Weekend Argus (Saturday Edition)
Steve Pike
IT’S been a weird old week of weather and in one wacky example, just plain bizarre. As Hurricane Matthew began to make landfall on Tuesday in Haiti, the island culture we associate with the mystical arts of voodoo, a weather guy called Matt Devitt broadcast his forecast on Florida TV station WINK.
When Devitt was heading into the office, he couldn’t have foreseen how his day was about to go pearshaped. Actually, let me revise that. His day went decidedly “skull-shaped”.
An infrared image by a Nasa satellite revealed the rather disturbing profile of a ghoulish skull, with the eye of the storm and the skull one and the same.
Devitt went on to Nasa’s Facebook page after the broadcast to affirm the authenticity of the creepy visage: “I can confirm this satellite image of Matthew’s landfall is REAL and not Photoshopped. Captured this morning during my weathercast. Freaky!”
An atmospheric scientist at Nasa’s Earth Science Office, Paul Meyer, told CNN that the skull’s “teeth” were cold convective clouds.
Surely they’re having us on? It would appear not. Why would Nasa lie about the source of the image? Besides, if there is a secret Photoshopper at the parastatal, he is dicing with the end of his career.
Stu Ostro, senior meteorologist at The Weather Channel, who first tweeted the image, was also adamant it was no fake.
But something else really struck me. This skull-faced zombie was roaring over the indigenous origin of the religious practice of vodoo – famous for scary rituals and priests with rolled-back eyeballs.
Perhaps exaggerated by Hollywood and populist media, we also associate it with bootyshaking, pin- pricked dolls, flesh-eating zombies and ... er ... effigies with skulls that give us the heebies.
Of course, Doomsday preppers and religious fanatics are pointing fingers and shouting. Although this was no nuke holocaust come home to roost – chickens feature a lot in vodoo as well, actually – to many it was an apocalyptic sign straight out of hell itself.
“The dark lord has shown himself ” commented one person on a weather site that carried the story.

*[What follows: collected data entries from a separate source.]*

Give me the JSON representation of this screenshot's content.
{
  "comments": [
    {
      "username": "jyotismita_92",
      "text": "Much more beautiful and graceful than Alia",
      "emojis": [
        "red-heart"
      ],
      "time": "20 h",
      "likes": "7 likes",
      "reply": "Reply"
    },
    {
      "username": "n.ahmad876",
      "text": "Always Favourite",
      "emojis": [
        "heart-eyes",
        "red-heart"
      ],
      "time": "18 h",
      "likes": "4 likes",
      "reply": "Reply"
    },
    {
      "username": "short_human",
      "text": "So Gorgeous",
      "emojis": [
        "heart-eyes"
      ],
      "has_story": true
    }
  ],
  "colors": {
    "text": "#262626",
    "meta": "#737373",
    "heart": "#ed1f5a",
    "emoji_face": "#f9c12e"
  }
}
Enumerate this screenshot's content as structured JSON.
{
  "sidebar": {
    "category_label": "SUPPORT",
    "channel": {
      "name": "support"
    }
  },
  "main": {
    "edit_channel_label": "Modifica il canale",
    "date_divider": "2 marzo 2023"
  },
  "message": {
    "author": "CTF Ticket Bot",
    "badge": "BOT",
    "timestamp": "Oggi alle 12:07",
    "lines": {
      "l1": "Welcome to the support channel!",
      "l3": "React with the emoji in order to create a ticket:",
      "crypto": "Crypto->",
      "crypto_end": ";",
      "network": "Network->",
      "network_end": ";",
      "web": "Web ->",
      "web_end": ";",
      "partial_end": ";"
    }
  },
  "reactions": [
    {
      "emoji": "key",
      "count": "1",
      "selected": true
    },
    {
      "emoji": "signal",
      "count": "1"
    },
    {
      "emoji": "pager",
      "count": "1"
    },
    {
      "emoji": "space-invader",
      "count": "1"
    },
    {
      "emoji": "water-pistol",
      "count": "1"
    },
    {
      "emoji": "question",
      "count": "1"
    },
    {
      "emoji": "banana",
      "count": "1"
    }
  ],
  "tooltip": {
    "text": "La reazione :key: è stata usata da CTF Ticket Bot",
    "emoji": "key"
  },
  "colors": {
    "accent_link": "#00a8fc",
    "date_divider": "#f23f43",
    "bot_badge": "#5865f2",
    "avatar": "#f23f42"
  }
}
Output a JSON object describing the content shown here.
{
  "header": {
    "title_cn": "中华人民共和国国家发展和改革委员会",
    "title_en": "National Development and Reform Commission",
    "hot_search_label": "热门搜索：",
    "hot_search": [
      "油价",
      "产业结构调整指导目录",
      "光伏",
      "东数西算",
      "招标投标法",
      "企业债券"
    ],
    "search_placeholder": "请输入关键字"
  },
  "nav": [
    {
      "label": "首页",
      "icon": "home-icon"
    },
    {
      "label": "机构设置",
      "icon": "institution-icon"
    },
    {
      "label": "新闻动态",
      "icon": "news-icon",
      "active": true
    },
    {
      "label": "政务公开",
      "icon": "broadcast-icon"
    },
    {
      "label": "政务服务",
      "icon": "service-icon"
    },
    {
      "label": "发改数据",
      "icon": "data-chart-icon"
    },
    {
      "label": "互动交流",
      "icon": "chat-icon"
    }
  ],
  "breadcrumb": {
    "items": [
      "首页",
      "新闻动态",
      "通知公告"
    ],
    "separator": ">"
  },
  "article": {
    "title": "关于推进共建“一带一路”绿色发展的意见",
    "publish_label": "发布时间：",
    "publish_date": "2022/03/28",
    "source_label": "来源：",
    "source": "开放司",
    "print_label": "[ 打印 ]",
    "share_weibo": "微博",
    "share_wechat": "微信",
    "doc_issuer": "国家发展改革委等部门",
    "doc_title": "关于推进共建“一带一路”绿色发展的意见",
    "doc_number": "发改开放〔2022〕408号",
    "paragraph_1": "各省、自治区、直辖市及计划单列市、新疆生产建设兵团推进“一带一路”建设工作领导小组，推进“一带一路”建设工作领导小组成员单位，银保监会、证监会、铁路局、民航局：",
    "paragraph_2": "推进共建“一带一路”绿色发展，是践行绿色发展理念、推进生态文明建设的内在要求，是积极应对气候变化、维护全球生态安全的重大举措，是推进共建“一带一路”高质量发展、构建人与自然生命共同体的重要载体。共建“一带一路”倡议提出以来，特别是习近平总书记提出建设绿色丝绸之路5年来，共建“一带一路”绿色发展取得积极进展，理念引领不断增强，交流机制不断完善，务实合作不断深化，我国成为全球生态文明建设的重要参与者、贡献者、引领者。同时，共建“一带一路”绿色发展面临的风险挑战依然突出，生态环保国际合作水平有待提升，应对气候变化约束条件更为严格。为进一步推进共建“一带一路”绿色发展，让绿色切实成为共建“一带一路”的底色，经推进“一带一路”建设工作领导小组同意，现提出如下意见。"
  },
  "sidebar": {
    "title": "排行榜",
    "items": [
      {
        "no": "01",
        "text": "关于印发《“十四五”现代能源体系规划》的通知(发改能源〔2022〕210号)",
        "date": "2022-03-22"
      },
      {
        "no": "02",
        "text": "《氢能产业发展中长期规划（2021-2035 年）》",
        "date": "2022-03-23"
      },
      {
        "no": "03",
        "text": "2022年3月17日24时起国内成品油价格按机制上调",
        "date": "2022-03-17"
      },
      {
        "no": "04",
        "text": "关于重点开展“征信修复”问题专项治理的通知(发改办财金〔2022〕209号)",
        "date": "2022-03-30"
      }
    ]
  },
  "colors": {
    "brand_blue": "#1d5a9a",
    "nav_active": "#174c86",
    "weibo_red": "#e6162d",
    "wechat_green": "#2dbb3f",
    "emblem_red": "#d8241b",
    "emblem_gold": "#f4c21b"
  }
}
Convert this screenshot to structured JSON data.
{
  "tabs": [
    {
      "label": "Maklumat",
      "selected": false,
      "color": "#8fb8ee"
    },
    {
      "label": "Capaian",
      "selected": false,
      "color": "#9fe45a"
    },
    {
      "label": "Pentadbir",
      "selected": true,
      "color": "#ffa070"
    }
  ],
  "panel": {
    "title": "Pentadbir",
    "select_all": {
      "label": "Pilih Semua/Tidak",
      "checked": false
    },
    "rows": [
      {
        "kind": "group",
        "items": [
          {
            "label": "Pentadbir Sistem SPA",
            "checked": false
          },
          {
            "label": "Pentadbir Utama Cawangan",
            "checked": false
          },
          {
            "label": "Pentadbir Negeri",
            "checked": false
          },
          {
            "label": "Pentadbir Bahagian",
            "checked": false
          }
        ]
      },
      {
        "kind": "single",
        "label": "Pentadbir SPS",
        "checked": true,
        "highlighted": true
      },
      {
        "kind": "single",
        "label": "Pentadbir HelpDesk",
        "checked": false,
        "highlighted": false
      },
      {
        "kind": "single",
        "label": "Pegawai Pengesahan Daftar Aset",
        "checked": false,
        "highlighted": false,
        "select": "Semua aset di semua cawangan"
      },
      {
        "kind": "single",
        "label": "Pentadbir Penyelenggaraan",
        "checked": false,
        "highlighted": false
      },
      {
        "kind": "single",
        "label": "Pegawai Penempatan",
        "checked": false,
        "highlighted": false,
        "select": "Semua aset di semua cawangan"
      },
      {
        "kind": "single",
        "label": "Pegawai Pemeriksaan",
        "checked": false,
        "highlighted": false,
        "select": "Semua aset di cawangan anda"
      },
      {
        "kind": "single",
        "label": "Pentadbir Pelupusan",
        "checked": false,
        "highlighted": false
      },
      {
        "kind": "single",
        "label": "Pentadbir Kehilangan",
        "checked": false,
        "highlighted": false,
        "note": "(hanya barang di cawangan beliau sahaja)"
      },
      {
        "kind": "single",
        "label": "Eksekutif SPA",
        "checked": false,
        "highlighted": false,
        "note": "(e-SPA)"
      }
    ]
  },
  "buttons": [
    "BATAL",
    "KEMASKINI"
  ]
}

You might remember the famous lyric by Michael Stipe of REM who sang: “It’s the end of the world as we know it (and I feel fine)”. But judging from the social media comments about the end of the world, and the general outpouring of calls for collective penance, quite a few people don’t feel fine.
Others, of course, saw it as a more humorous coincidence, likening the image to an effigy of the comic book character Ghost Rider or even The Grinch.
To add to the strange coincidences, consider that in the bible the book of Matthew deals with the end of days, and the natural disasters that befall the world, later so enthusiastically linked to our era by Nostradamus in medieval times.
Of course, big storms are becoming more common as the effects of climate change gather momentum.
And I guess with all visual and numerical information that is churned out by computer models and satellites, every now and them a random weirdness spits out: literally a ghost in the machine.
Or not? What do you think?
Junior Champs
SOUTH AFRICA has also been getting its fair share of weather anomalies. It’s a bit early in summer for the big cyclone swells that normally begin after Christmas, but the East Coast has been getting a pounding east swell, and Durban has had waves for four straight days. It’s also brought sublime conditions for the Billabong SA Junior Championships in Jeffreys Bay, with the top Under-18 surfers in South Africa are revelling in perfect waves. The competition ends tomorrow.
Weather Tip
TODAY there might be 2- 4’ surf but the winds look fresh southerly, and perhaps some onshore W in it. This is not ideal for Muizenberg either, which looks 2’ and onshore.
Tomorrow, much calmer winds, with smooth glassy seas and light winds, but very little swell action.
Pick of the surf could be Muizenberg which might be fun 2’ maybe a little more with a bit of southerly in what swell there is. Should be waist to chest high and glassy for most of the day.